Enormous iceberg that broke off of Antarctica is now spinning

A-68, the massive iceberg that broke away from the Larsen C Ice Shelf in July 2017 that is the size of Delaware, is moving again after being grounded for some time on the seabed.

When the iceberg first split from the ice shelf, many weighed in on the potential ramifications and where the iceberg would end up.

There were concerns that pieces of the ice formation could eventually drift out into international shipping lanes. But now, a little over a year later, the iceberg seems to be stuck on a corner of the seabed of the Weddell Sea and has begun to rotate.

Newsweek reported on the new movement of A-68 after speaking with Mark Brandon, a polar oceanographer from Open University in London.

Brandon explained that because it’s winter in the Antarctic currently, tracking the movements of the iceberg is difficult because it’s dark, cold, and largely obscured by clouds.

“It is the middle of the Antarctic winter and nobody is on the ground looking at this,” Brandon told Newsweek. “The light has come back to the part of Antarctica where the iceberg is—but it is still very cold. That means we only have satellite data.”

Recent satellite temperature imagery from the Sentinel-1 SAR and Suomi NPP satellite show that iceberg is on the move after being grounded. However, it still seems to be stuck at one end of the iceberg and so A-68 is rotating because of the winds and currents in the area.

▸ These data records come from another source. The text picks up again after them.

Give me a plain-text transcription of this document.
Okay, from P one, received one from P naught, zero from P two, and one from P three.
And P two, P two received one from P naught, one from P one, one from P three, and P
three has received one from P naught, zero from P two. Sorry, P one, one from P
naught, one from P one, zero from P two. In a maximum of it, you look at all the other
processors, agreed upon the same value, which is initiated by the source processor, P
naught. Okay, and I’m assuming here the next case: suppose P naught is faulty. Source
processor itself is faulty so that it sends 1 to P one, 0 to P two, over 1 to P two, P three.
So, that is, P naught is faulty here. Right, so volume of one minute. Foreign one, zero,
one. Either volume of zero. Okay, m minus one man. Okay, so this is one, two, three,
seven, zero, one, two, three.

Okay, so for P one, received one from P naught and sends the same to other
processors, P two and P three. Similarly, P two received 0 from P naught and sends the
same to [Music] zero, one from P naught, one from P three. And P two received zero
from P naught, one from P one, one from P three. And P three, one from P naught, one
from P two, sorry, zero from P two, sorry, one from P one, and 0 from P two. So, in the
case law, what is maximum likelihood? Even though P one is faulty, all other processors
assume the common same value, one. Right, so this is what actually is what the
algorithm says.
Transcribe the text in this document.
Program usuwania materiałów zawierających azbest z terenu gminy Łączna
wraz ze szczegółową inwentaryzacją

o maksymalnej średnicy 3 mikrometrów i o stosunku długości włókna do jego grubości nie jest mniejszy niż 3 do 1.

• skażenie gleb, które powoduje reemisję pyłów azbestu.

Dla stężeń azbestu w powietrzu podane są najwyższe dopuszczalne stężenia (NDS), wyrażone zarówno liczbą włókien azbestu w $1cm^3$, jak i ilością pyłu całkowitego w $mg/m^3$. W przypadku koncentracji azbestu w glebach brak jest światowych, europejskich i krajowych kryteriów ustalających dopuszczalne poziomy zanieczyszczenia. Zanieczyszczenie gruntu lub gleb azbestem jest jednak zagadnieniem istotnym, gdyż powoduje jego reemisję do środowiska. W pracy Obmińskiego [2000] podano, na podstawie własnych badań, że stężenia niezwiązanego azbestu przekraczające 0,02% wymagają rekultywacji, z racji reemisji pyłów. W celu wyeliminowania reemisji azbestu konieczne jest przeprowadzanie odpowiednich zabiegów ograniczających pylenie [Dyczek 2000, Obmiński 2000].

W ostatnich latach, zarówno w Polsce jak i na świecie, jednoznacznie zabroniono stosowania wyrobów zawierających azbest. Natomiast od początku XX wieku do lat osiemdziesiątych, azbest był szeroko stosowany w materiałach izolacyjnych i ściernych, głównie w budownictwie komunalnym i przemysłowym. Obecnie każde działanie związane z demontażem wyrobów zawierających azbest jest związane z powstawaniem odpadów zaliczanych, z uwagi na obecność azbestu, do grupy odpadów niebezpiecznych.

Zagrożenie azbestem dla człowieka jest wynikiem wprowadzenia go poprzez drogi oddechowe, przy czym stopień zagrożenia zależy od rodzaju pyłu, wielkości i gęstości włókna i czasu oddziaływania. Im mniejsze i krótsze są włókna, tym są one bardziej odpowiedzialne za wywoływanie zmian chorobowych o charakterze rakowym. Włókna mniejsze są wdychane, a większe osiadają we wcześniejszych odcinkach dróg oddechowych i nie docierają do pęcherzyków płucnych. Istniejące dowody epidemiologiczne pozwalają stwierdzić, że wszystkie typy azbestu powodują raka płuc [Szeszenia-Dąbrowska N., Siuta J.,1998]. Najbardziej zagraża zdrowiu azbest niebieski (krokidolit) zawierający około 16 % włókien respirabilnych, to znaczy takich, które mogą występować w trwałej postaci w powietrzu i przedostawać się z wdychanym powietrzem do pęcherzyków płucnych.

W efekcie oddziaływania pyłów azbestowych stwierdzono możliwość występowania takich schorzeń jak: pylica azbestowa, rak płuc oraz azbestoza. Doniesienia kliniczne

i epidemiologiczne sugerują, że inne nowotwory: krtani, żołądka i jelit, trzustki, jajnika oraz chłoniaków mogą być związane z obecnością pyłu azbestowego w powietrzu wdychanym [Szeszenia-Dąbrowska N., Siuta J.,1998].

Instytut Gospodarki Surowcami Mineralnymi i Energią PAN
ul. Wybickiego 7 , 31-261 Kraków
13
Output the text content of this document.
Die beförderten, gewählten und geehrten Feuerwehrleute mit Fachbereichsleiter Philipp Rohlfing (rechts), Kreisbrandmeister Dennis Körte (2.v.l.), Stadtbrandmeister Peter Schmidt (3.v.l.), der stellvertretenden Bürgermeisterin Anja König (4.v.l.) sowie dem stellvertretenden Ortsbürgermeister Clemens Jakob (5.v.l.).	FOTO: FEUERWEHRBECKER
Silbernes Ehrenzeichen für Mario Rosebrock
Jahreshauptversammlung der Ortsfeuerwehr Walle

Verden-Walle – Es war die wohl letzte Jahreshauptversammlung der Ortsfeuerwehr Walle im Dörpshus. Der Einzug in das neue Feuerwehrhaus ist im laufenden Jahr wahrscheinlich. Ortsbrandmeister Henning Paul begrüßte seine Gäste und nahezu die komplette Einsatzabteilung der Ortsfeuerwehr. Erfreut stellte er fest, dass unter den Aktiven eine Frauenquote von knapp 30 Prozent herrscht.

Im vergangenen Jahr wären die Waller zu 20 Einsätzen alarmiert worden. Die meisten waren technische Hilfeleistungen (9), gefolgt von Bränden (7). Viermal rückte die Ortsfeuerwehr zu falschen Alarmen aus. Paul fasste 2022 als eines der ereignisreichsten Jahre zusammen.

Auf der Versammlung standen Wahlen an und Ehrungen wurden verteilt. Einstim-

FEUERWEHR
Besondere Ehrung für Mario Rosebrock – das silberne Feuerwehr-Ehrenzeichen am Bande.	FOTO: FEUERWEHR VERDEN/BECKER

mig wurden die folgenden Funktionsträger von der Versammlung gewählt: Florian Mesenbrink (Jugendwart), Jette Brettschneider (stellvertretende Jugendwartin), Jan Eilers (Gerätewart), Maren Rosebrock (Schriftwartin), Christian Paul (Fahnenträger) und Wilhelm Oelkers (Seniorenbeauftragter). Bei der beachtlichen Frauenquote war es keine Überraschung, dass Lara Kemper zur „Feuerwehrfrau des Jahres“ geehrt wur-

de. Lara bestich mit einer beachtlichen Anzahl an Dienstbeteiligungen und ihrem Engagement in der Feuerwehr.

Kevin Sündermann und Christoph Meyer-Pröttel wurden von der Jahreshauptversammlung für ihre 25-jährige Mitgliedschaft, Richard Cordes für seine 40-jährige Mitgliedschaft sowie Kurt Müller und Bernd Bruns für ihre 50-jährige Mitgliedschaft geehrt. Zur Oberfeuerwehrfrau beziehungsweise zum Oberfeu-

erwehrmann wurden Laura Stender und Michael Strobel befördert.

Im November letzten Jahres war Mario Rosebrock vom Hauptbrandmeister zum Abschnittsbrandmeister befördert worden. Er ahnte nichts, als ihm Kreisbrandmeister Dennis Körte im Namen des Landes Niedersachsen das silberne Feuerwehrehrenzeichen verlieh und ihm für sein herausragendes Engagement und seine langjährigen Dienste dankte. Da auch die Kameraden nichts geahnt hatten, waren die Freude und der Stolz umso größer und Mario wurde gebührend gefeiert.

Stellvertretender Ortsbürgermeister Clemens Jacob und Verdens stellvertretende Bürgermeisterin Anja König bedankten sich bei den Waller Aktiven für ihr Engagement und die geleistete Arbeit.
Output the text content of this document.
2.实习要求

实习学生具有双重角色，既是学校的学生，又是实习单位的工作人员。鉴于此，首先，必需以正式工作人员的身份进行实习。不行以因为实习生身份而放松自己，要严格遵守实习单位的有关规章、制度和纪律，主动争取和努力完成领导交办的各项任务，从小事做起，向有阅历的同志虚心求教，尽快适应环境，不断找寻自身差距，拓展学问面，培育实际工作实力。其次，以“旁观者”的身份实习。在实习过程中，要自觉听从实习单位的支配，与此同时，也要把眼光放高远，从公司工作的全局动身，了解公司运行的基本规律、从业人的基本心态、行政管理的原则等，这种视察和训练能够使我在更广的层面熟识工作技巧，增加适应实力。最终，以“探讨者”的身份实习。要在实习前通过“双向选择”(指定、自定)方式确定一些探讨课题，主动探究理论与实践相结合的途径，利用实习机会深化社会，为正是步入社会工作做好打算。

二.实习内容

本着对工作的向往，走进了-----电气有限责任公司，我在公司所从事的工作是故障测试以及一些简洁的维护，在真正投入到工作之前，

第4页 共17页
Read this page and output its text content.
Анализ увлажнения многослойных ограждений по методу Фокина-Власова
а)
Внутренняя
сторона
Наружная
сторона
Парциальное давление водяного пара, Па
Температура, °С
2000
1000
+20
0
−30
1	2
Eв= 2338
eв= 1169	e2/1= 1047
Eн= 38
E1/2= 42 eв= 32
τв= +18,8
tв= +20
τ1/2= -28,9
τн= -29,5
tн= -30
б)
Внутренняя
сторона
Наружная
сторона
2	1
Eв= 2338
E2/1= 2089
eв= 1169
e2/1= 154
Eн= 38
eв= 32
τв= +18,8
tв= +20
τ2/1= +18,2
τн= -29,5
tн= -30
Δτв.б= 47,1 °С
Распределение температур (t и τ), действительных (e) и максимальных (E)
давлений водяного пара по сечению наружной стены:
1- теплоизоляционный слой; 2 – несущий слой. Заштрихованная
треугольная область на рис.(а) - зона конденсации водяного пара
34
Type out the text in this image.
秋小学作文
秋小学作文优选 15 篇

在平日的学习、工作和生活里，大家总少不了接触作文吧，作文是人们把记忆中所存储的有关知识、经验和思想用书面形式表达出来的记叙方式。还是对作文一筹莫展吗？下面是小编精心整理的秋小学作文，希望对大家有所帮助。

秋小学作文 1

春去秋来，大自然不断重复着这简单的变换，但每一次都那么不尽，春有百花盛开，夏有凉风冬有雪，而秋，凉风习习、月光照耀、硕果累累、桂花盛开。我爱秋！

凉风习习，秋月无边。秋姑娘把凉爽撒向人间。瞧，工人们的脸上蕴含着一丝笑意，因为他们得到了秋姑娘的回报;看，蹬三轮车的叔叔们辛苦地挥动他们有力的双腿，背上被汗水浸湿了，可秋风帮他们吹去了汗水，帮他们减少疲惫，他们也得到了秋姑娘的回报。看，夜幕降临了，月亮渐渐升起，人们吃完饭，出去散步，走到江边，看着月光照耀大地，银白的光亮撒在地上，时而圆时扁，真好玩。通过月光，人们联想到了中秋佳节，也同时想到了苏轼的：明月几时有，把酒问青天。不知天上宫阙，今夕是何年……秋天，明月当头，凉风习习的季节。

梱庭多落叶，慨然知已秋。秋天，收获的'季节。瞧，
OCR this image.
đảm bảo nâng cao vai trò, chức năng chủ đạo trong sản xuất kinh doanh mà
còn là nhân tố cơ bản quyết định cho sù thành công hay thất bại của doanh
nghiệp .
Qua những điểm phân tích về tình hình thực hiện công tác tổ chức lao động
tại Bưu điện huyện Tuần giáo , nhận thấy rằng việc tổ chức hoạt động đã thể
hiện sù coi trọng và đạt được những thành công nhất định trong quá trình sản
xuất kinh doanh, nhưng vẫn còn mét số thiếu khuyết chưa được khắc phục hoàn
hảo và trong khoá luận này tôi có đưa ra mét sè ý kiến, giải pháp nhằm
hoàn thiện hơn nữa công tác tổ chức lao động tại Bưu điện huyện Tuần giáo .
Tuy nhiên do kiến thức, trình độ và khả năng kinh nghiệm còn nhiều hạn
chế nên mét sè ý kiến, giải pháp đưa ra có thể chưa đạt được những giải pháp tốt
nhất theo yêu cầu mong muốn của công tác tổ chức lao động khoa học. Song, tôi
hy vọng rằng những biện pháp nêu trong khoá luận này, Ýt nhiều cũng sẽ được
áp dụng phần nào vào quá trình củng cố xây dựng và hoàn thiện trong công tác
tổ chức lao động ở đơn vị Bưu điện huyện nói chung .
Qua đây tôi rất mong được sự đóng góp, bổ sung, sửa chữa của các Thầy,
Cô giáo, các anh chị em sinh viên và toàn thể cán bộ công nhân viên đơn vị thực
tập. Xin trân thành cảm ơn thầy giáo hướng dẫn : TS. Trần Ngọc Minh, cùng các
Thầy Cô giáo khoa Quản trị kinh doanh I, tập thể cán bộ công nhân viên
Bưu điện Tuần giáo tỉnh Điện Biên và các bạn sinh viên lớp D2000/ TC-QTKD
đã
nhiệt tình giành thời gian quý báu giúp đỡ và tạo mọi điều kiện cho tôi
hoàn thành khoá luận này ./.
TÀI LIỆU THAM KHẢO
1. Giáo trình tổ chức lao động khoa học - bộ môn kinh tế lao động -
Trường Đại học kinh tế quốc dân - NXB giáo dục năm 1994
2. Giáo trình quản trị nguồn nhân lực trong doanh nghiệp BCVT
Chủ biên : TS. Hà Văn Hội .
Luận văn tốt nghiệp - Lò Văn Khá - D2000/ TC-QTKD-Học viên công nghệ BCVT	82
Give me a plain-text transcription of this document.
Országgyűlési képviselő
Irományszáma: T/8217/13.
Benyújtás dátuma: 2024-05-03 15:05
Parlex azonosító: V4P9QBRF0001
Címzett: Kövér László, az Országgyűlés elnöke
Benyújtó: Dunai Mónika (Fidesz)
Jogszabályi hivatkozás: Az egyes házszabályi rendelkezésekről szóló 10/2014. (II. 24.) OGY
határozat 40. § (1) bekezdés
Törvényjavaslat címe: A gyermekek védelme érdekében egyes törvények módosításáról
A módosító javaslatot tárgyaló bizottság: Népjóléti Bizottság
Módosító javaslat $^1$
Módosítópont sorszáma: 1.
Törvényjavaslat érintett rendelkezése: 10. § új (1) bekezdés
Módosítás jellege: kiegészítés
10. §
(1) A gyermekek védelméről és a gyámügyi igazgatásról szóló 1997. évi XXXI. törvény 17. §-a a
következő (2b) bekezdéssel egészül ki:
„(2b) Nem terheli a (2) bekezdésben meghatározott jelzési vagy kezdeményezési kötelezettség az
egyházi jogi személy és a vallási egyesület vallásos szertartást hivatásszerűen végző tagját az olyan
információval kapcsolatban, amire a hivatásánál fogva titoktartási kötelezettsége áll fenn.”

“Around the 12th July 2018 it seems to have broken free from what it was grounded on and began rotating in an anticlockwise direction,” Brandon said. “Over the rest of July and August, it has rotated a little more than 90 degrees. It appears to be grounded at its western end and so it is rotating around that.”

A-68 is predicted to continue rotating until it eventually collides with the Larsen C Ice Shelf.

“If A-68 does collide with the Larsen C Ice Shelf, it will be slow, and there won’t be explosions or anything,” Brandon told Newsweek. “But I would expect the forces within the ice to break iceberg A-68 into smaller, but still huge, fragments. It is possible it could fracture the ice of the ice shelf. The satellite imagery when this happens will be magnificent and it will allow us to learn a lot about how the ice fractures and moves.”

Brandon also predicts that A-68 will eventually break up and drift north where it will become grounded again and slowly “decay.”